Proactive strategies regarding high-risk patients with CRCs are still a matter of debate and no strong evidence supports their superiority versus proper surveillance. Authors such as Dominique Elias [60,61] and Serrano Del Moral [62] suggest that second-look surgery in conjunction with imagistic investigations, colonoscopies, and CEA level surveillance for high-risk patients can offer the early detection of PSM and precocious aggressive treatment. The promising results associated with prophylactic resection of target organs during the primary surgery (omentectomy, hepatic round ligament resection, appendicectomy, adnexectomy) [63] or prophylactic HIPEC administration at the time of the primary procedure for advanced tumors without PSM [64,65,66] represent the basis for some phase III randomized clinical trials evaluating the usefulness of such approaches (e.g., the ProphyloCHIP trial and COLOPEC trial). The PROPHYLOCHIP-PRODIGE 15 trial [67] evaluated the impact of second-look surgery and HIPEC vs. follow-up on 3-yr DFS of patients with resected CRC and high-risk of developing PSM (perforated primary tumor/peritoneal or ovarian metastases radically resected concomitant with CRC). The authors did not find a significant difference in the 3-yr DFS rates (44% vs. 53%, respectively; p value = 0.82). On the other hand, the COLOPEC trial [68] assessed the role of adjuvant HIPEC in preventing the occurrence of peritoneal metastases in patients with resected T4/perforated primary tumor, who received adjuvant systemic chemotherapy. There was no statistically significant difference in 18-months peritoneal DFS rates between patients treated with adjuvant systemic therapy only (76.2%) and those treated with adjuvant HIPEC and systemic therapy (80.9%; p value = 0.28). However, in both of these studies as well as in the PRODIGE 7 trial, the HIPEC protocol consisted in the administration of oxaliplatin only for 30 min. Although these trials have generated skepticism toward the usefulness of HIPEC, these results could be challenged by ongoing/future trials evaluating the different protocols of HIPEC. Until new HIPEC protocols are tested in well-designed comparative trials, this procedure should not be considered as an ineffective method [69].

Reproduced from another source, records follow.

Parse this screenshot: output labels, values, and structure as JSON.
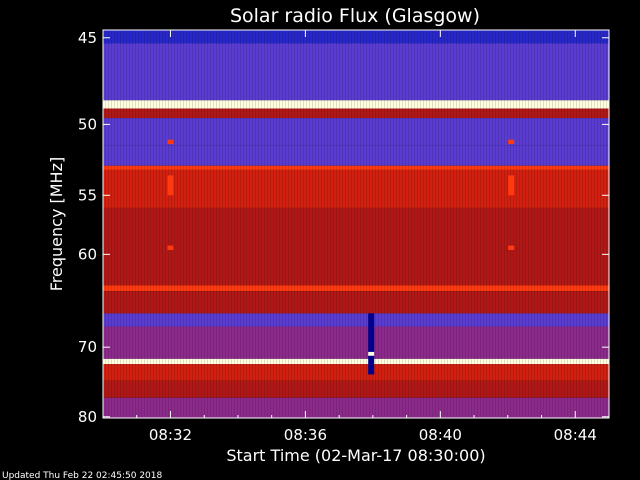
{
  "chart_data": {
    "type": "heatmap",
    "title": "Solar radio Flux (Glasgow)",
    "xlabel": "Start Time (02-Mar-17 08:30:00)",
    "ylabel": "Frequency [MHz]",
    "x_ticks": [
      "08:32",
      "08:36",
      "08:40",
      "08:44"
    ],
    "x_tick_minutes": [
      2,
      6,
      10,
      14
    ],
    "xlim_minutes": [
      0,
      15
    ],
    "y_ticks": [
      45,
      50,
      55,
      60,
      70,
      80
    ],
    "ylim": [
      44.6,
      80.2
    ],
    "y_scale": "reciprocal (1/frequency)",
    "colormap": [
      "#00008b",
      "#2828c8",
      "#5a3cd0",
      "#8c2a8c",
      "#b01818",
      "#d22010",
      "#ff3a10",
      "#ffc040",
      "#ffffe0"
    ],
    "frequency_bands": [
      {
        "from": 44.6,
        "to": 45.3,
        "level": 0.1
      },
      {
        "from": 45.3,
        "to": 48.5,
        "level": 0.22
      },
      {
        "from": 48.5,
        "to": 49.0,
        "level": 0.95
      },
      {
        "from": 49.0,
        "to": 49.6,
        "level": 0.45
      },
      {
        "from": 49.6,
        "to": 51.4,
        "level": 0.2
      },
      {
        "from": 51.4,
        "to": 52.8,
        "level": 0.3
      },
      {
        "from": 52.8,
        "to": 53.1,
        "level": 0.8
      },
      {
        "from": 53.1,
        "to": 56.0,
        "level": 0.62
      },
      {
        "from": 56.0,
        "to": 63.0,
        "level": 0.55
      },
      {
        "from": 63.0,
        "to": 63.6,
        "level": 0.7
      },
      {
        "from": 63.6,
        "to": 66.0,
        "level": 0.45
      },
      {
        "from": 66.0,
        "to": 67.5,
        "level": 0.25
      },
      {
        "from": 67.5,
        "to": 71.5,
        "level": 0.4
      },
      {
        "from": 71.5,
        "to": 72.2,
        "level": 0.95
      },
      {
        "from": 72.2,
        "to": 74.5,
        "level": 0.6
      },
      {
        "from": 74.5,
        "to": 77.0,
        "level": 0.45
      },
      {
        "from": 77.0,
        "to": 80.2,
        "level": 0.35
      }
    ],
    "events": [
      {
        "minute": 2.0,
        "freq_from": 51.0,
        "freq_to": 51.3,
        "level": 0.75
      },
      {
        "minute": 2.0,
        "freq_from": 53.5,
        "freq_to": 55.0,
        "level": 0.7
      },
      {
        "minute": 2.0,
        "freq_from": 59.2,
        "freq_to": 59.6,
        "level": 0.75
      },
      {
        "minute": 12.1,
        "freq_from": 51.0,
        "freq_to": 51.3,
        "level": 0.75
      },
      {
        "minute": 12.1,
        "freq_from": 53.5,
        "freq_to": 55.0,
        "level": 0.7
      },
      {
        "minute": 12.1,
        "freq_from": 59.2,
        "freq_to": 59.6,
        "level": 0.75
      },
      {
        "minute": 7.95,
        "freq_from": 66.0,
        "freq_to": 73.6,
        "level": 0.0
      },
      {
        "minute": 7.95,
        "freq_from": 70.6,
        "freq_to": 71.1,
        "level": 1.0
      }
    ]
  },
  "footer": {
    "updated": "Updated Thu Feb 22 02:45:50 2018"
  }
}
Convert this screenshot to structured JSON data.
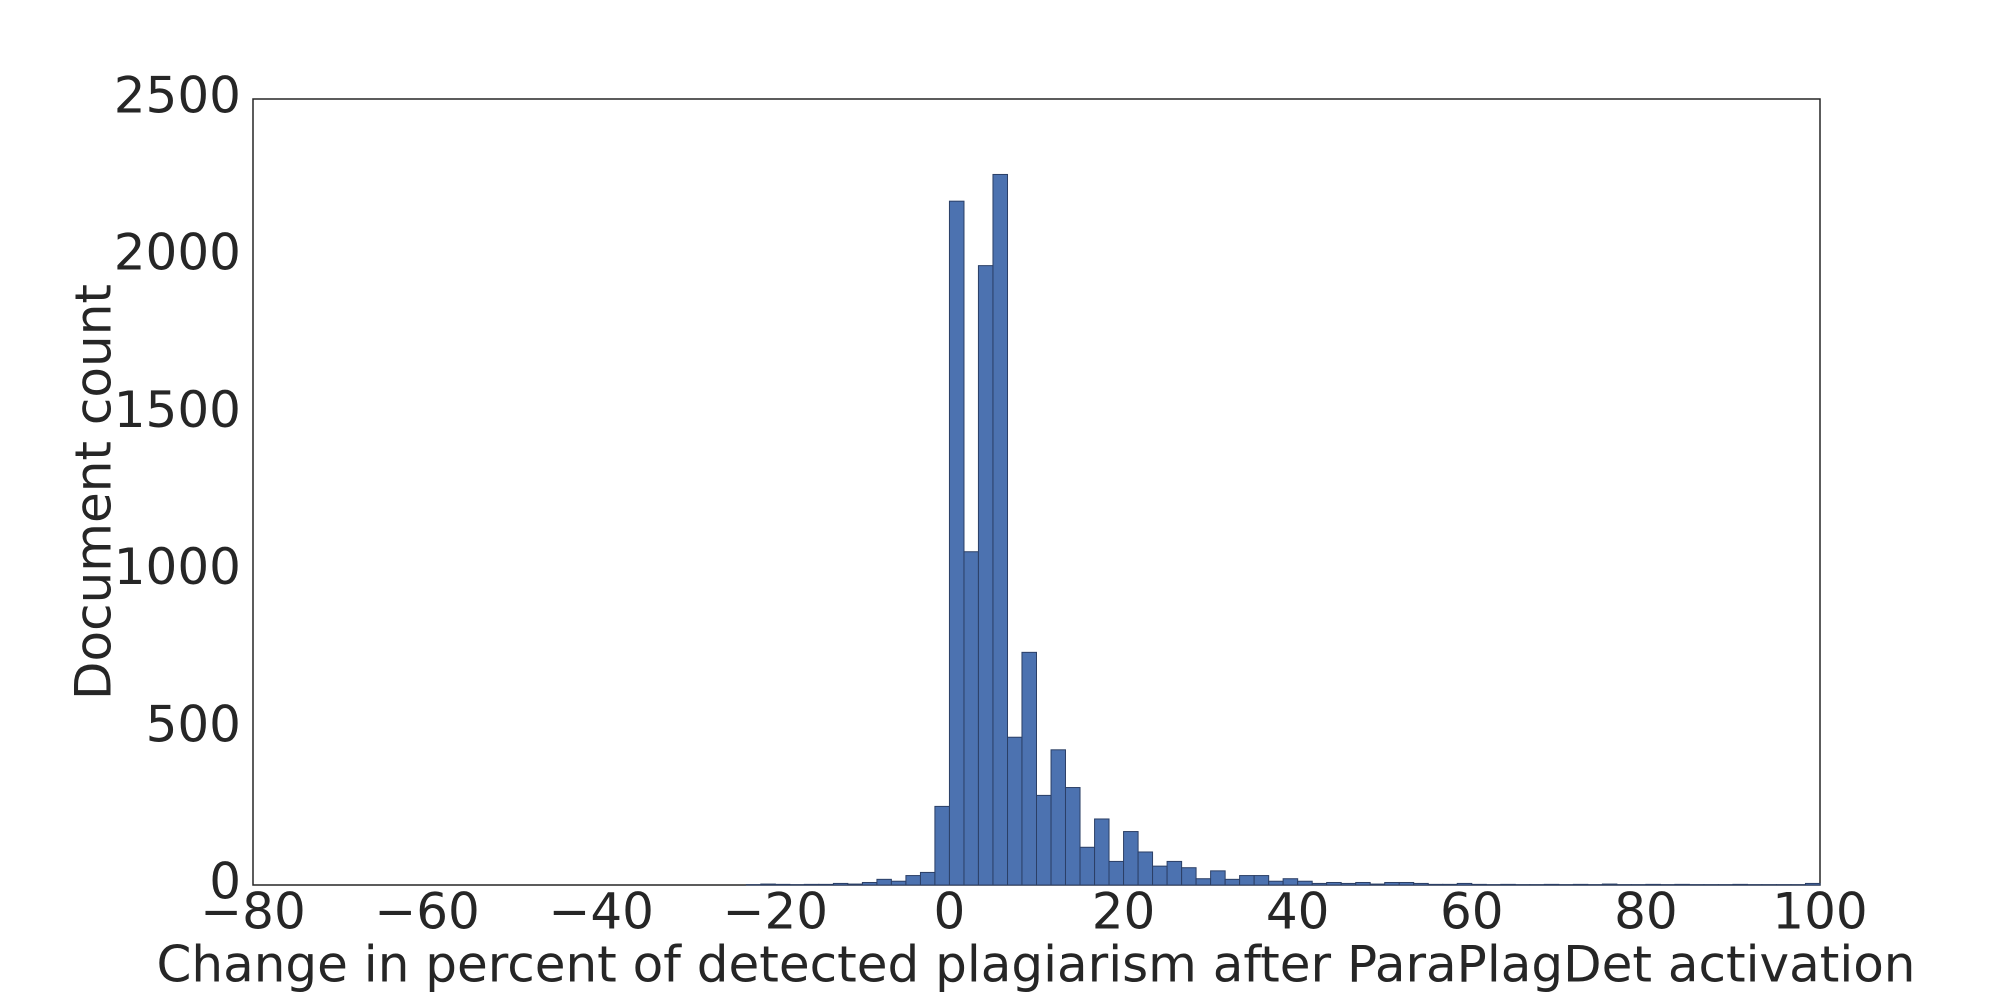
{
  "chart_data": {
    "type": "histogram",
    "xlabel": "Change in percent of detected plagiarism after ParaPlagDet activation",
    "ylabel": "Document count",
    "color": "#4c72b0",
    "edgecolor": "#2b3f66",
    "bins": [
      -25,
      -23.33,
      -21.67,
      -20,
      -18.33,
      -16.67,
      -15,
      -13.33,
      -11.67,
      -10,
      -8.33,
      -6.67,
      -5,
      -3.33,
      -1.67,
      0,
      1.67,
      3.33,
      5,
      6.67,
      8.33,
      10,
      11.67,
      13.33,
      15,
      16.67,
      18.33,
      20,
      21.67,
      23.33,
      25,
      26.67,
      28.33,
      30,
      31.67,
      33.33,
      35,
      36.67,
      38.33,
      40,
      41.67,
      43.33,
      45,
      46.67,
      48.33,
      50,
      51.67,
      53.33,
      55,
      56.67,
      58.33,
      60,
      61.67,
      63.33,
      65,
      66.67,
      68.33,
      70,
      71.67,
      73.33,
      75,
      76.67,
      78.33,
      80,
      81.67,
      83.33,
      85,
      86.67,
      88.33,
      90,
      91.67,
      93.33,
      95,
      96.67,
      98.33,
      100
    ],
    "values": [
      0,
      1,
      3,
      2,
      1,
      2,
      2,
      5,
      3,
      8,
      18,
      12,
      30,
      40,
      250,
      2175,
      1060,
      1970,
      2260,
      470,
      740,
      285,
      430,
      310,
      120,
      210,
      75,
      170,
      105,
      60,
      75,
      55,
      20,
      45,
      18,
      30,
      30,
      12,
      20,
      12,
      5,
      8,
      5,
      8,
      3,
      8,
      8,
      5,
      2,
      2,
      5,
      2,
      1,
      2,
      1,
      1,
      2,
      1,
      2,
      1,
      3,
      1,
      1,
      2,
      1,
      2,
      1,
      1,
      1,
      2,
      1,
      1,
      1,
      1,
      5
    ],
    "xlim": [
      -80,
      100
    ],
    "xticks": [
      {
        "value": -80,
        "label": "−80"
      },
      {
        "value": -60,
        "label": "−60"
      },
      {
        "value": -40,
        "label": "−40"
      },
      {
        "value": -20,
        "label": "−20"
      },
      0,
      20,
      40,
      60,
      80,
      100
    ],
    "ylim": [
      0,
      2500
    ],
    "yticks": [
      0,
      500,
      1000,
      1500,
      2000,
      2500
    ],
    "grid": false
  }
}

Take home message: Complete CRS represents the cornerstone therapy in patients with PSM from colorectal carcinoma and a low PCI. The addition of HIPEC to complete CRS in such patients seems to have a limited benefit and this approach should be restricted to patients with a PCI > 10, operated in specialized centers, and preferably in the context of controlled trials. The current results cannot support the routine use of prophylactic HIPEC in patients operated for colorectal carcinoma with a high-risk for the development of PSM (T4/perforated primary).